To that end, JLR has crafted an ambitious India growth strategy to battle the ‘German Big Three’ in the coming months. It is betting heavily on the Jaguar XE—popularly called ‘Baby Jag’—which will help it enter the lower end of the luxury market. The XE, whose launch was announced first in London in September 2014, is slated to hit Indian roads by December 2015-January 2016.

Why this matters? Because about 40 to 50 percent of India’s luxury car market comprises compact executive cars, including the BMW 3 Series and Mercedes C class, which start at about Rs 30 lakh. These ‘affordable luxury’ cars drive the volume of sales in India. The Baby Jag may just be a game-changer.

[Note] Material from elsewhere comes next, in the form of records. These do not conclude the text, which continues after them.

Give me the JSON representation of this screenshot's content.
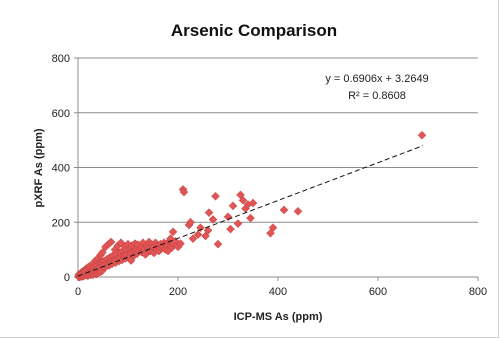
{
  "chart_data": {
    "type": "scatter",
    "title": "Arsenic Comparison",
    "xlabel": "ICP-MS As (ppm)",
    "ylabel": "pXRF As (ppm)",
    "xlim": [
      0,
      800
    ],
    "ylim": [
      0,
      800
    ],
    "xticks": [
      "0",
      "200",
      "400",
      "600",
      "800"
    ],
    "yticks": [
      "0",
      "200",
      "400",
      "600",
      "800"
    ],
    "grid": "horizontal",
    "legend": "none",
    "trendline": {
      "slope": 0.6906,
      "intercept": 3.2649,
      "equation_label": "y = 0.6906x + 3.2649",
      "r2_label": "R² = 0.8608",
      "x_range": [
        0,
        690
      ]
    },
    "marker_color": "#e05555",
    "series": [
      {
        "points": [
          [
            2,
            5
          ],
          [
            3,
            8
          ],
          [
            4,
            2
          ],
          [
            5,
            12
          ],
          [
            6,
            4
          ],
          [
            7,
            15
          ],
          [
            8,
            6
          ],
          [
            9,
            20
          ],
          [
            10,
            9
          ],
          [
            11,
            3
          ],
          [
            12,
            18
          ],
          [
            13,
            25
          ],
          [
            14,
            10
          ],
          [
            15,
            7
          ],
          [
            16,
            30
          ],
          [
            17,
            14
          ],
          [
            18,
            22
          ],
          [
            19,
            5
          ],
          [
            20,
            35
          ],
          [
            21,
            16
          ],
          [
            22,
            28
          ],
          [
            23,
            12
          ],
          [
            24,
            40
          ],
          [
            25,
            20
          ],
          [
            26,
            8
          ],
          [
            27,
            33
          ],
          [
            28,
            45
          ],
          [
            29,
            18
          ],
          [
            30,
            25
          ],
          [
            31,
            50
          ],
          [
            32,
            15
          ],
          [
            33,
            38
          ],
          [
            34,
            22
          ],
          [
            35,
            60
          ],
          [
            36,
            28
          ],
          [
            37,
            42
          ],
          [
            38,
            12
          ],
          [
            39,
            55
          ],
          [
            40,
            30
          ],
          [
            41,
            70
          ],
          [
            42,
            20
          ],
          [
            43,
            48
          ],
          [
            44,
            35
          ],
          [
            45,
            80
          ],
          [
            46,
            25
          ],
          [
            47,
            52
          ],
          [
            48,
            40
          ],
          [
            49,
            90
          ],
          [
            50,
            32
          ],
          [
            52,
            58
          ],
          [
            54,
            45
          ],
          [
            55,
            110
          ],
          [
            56,
            38
          ],
          [
            58,
            65
          ],
          [
            60,
            50
          ],
          [
            61,
            120
          ],
          [
            62,
            42
          ],
          [
            64,
            72
          ],
          [
            65,
            55
          ],
          [
            66,
            128
          ],
          [
            68,
            48
          ],
          [
            70,
            78
          ],
          [
            72,
            60
          ],
          [
            74,
            100
          ],
          [
            75,
            52
          ],
          [
            76,
            85
          ],
          [
            78,
            65
          ],
          [
            80,
            115
          ],
          [
            82,
            58
          ],
          [
            84,
            90
          ],
          [
            85,
            70
          ],
          [
            86,
            125
          ],
          [
            88,
            62
          ],
          [
            90,
            95
          ],
          [
            92,
            75
          ],
          [
            94,
            110
          ],
          [
            95,
            68
          ],
          [
            96,
            100
          ],
          [
            98,
            80
          ],
          [
            100,
            120
          ],
          [
            102,
            72
          ],
          [
            104,
            105
          ],
          [
            105,
            88
          ],
          [
            106,
            60
          ],
          [
            108,
            115
          ],
          [
            110,
            92
          ],
          [
            112,
            78
          ],
          [
            114,
            122
          ],
          [
            115,
            98
          ],
          [
            118,
            85
          ],
          [
            120,
            118
          ],
          [
            122,
            95
          ],
          [
            125,
            108
          ],
          [
            128,
            90
          ],
          [
            130,
            125
          ],
          [
            132,
            100
          ],
          [
            135,
            82
          ],
          [
            138,
            115
          ],
          [
            140,
            105
          ],
          [
            142,
            128
          ],
          [
            145,
            95
          ],
          [
            148,
            118
          ],
          [
            150,
            110
          ],
          [
            152,
            88
          ],
          [
            155,
            125
          ],
          [
            158,
            102
          ],
          [
            160,
            115
          ],
          [
            162,
            95
          ],
          [
            165,
            120
          ],
          [
            168,
            105
          ],
          [
            170,
            112
          ],
          [
            172,
            125
          ],
          [
            175,
            100
          ],
          [
            178,
            118
          ],
          [
            180,
            95
          ],
          [
            182,
            130
          ],
          [
            185,
            115
          ],
          [
            188,
            108
          ],
          [
            190,
            125
          ],
          [
            195,
            130
          ],
          [
            200,
            110
          ],
          [
            205,
            122
          ],
          [
            185,
            140
          ],
          [
            190,
            165
          ],
          [
            210,
            320
          ],
          [
            212,
            310
          ],
          [
            222,
            190
          ],
          [
            225,
            200
          ],
          [
            230,
            140
          ],
          [
            240,
            155
          ],
          [
            245,
            180
          ],
          [
            255,
            150
          ],
          [
            260,
            170
          ],
          [
            262,
            235
          ],
          [
            270,
            210
          ],
          [
            275,
            295
          ],
          [
            280,
            120
          ],
          [
            300,
            220
          ],
          [
            305,
            175
          ],
          [
            310,
            260
          ],
          [
            320,
            195
          ],
          [
            325,
            300
          ],
          [
            330,
            280
          ],
          [
            335,
            250
          ],
          [
            340,
            265
          ],
          [
            345,
            215
          ],
          [
            350,
            270
          ],
          [
            385,
            160
          ],
          [
            390,
            180
          ],
          [
            412,
            245
          ],
          [
            440,
            240
          ],
          [
            688,
            518
          ],
          [
            1,
            1
          ],
          [
            2,
            10
          ],
          [
            3,
            0
          ],
          [
            4,
            6
          ],
          [
            5,
            3
          ],
          [
            6,
            9
          ],
          [
            7,
            1
          ],
          [
            8,
            12
          ],
          [
            9,
            4
          ],
          [
            10,
            14
          ],
          [
            12,
            6
          ],
          [
            14,
            18
          ],
          [
            16,
            8
          ],
          [
            18,
            12
          ],
          [
            20,
            5
          ],
          [
            22,
            14
          ],
          [
            24,
            9
          ],
          [
            26,
            16
          ],
          [
            28,
            11
          ],
          [
            30,
            8
          ],
          [
            32,
            20
          ],
          [
            34,
            14
          ],
          [
            36,
            10
          ],
          [
            38,
            24
          ],
          [
            40,
            15
          ],
          [
            42,
            32
          ],
          [
            44,
            18
          ],
          [
            46,
            26
          ],
          [
            48,
            22
          ],
          [
            50,
            40
          ]
        ]
      }
    ]
  }
}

“Audi has about 5.5 lakh vehicle sales in the Chinese market, of which about 60 percent comes from the lower end of the luxury market where JLR has zero presence. The XE will help the company gain more brand recognition, increasing volumes and its market share,” says Jain from Morningstar. He predicts that JLR will introduce 20 products in India by 2020. It currently has 12 different cars in its existing portfolio.

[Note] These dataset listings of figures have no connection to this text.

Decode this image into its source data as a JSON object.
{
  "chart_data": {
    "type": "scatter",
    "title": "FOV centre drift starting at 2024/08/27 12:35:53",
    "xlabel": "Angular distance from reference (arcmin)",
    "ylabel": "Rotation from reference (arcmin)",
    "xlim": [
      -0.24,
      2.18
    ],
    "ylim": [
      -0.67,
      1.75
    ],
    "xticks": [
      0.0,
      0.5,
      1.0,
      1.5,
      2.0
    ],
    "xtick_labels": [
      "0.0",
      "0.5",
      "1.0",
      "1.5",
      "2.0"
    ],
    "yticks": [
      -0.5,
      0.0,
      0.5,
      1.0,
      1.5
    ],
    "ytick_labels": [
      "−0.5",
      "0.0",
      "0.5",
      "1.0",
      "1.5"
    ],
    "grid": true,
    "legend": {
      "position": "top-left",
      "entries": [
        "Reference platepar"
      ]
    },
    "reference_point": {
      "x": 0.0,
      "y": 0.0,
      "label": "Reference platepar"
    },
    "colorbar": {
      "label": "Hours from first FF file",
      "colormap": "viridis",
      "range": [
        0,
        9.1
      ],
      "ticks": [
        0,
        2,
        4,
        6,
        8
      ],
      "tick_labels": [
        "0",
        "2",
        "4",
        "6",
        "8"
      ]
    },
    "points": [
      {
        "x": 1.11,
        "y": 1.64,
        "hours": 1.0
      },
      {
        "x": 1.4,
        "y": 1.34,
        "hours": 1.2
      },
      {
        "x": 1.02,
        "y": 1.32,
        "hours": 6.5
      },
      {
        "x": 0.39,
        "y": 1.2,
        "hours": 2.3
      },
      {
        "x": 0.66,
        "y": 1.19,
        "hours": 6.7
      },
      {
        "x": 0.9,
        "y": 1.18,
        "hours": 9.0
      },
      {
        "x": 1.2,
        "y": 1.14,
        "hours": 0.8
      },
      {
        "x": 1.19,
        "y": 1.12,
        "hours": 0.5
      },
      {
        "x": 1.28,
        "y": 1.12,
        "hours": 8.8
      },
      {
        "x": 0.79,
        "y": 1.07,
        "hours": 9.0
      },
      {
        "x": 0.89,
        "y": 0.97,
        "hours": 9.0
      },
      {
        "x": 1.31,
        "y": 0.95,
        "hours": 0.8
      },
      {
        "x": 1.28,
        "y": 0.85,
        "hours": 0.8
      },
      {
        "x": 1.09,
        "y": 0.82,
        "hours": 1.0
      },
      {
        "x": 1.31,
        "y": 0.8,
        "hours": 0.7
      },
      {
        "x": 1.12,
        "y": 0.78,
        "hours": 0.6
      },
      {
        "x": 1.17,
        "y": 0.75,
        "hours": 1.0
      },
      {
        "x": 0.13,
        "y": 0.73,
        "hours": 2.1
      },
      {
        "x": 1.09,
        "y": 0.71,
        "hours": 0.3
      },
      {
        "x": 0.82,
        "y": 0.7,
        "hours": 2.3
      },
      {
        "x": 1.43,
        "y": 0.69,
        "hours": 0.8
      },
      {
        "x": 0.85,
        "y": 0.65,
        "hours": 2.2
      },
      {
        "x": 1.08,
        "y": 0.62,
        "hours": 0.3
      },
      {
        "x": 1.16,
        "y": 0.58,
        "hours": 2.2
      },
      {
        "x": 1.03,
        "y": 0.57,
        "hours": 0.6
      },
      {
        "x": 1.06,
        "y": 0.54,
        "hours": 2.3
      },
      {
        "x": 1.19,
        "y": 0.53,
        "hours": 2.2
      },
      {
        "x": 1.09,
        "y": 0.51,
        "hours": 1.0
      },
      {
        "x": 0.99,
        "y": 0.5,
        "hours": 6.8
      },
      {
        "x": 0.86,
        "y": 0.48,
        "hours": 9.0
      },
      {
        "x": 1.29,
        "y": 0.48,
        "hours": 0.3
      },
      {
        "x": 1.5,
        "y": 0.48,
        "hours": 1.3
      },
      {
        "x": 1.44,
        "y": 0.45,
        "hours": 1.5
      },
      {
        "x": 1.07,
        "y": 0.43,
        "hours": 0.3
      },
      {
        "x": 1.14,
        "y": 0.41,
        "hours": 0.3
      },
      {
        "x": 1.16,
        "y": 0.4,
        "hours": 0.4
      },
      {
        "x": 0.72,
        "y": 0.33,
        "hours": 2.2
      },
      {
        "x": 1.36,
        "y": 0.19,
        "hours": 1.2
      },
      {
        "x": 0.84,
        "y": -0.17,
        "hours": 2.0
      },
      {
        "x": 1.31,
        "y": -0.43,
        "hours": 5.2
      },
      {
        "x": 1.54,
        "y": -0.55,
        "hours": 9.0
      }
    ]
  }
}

Another product set to be launched by mid-2015 will be the Land Rover Discovery Sport, an SUV aimed at replacing its own Freelander. This could place car enthusiast Chauhan in a fix. “I am already getting tempted by the Discovery!” he says.

As promising as the momentum is, JLR in India will still have to overcome a few bumps. For one, JLR has to strengthen its dealership arm, which currently stands at 21 networks across India. Compare this to its rivals: BMW has 37 dealer networks, Audi 40 and Mercedes-Benz leads with 68.

Competition will be fierce this year with several new launches in the offing: The Indian consumer will be spoilt for choice. Audi has plans to flood the market with 10 models in 2015. “It will be an exciting period for us,” says Audi India head Joe King. “Inquiries are up 20 percent (from the same period the previous year).” Mercedes-Benz, the fastest growing in the luxury space, will begin the new year with the launch of its highly anticipated CLA-Class, a sedan aimed to take on Audi A3. Eberhard Kern, managing director and CEO, Mercedes-Benz India, says, “We will continue with our product offensive all through the year.” His confidence stems from the growth spurt for Mercedes-Benz which could end 2014 with sales of over 10,000 cars in India; it has already shown a 16 percent increase in Q3 (July-September) with sales of 7,529 cars. Meanwhile, BMW India, which had launched the all-new M3 sedan and M4 Coupe this year, will introduce the low-emission, petrol-electric hybrid BMW i8 in 2015.

All signs point to a fierce fight for the dominion of India’s roads. Suri, however, is going into top gear: He wants to break the hold that the German automakers have on India and his foot is on the accelerator. But it is also a matter of patience and determination. For JLR India, the race has only just begun.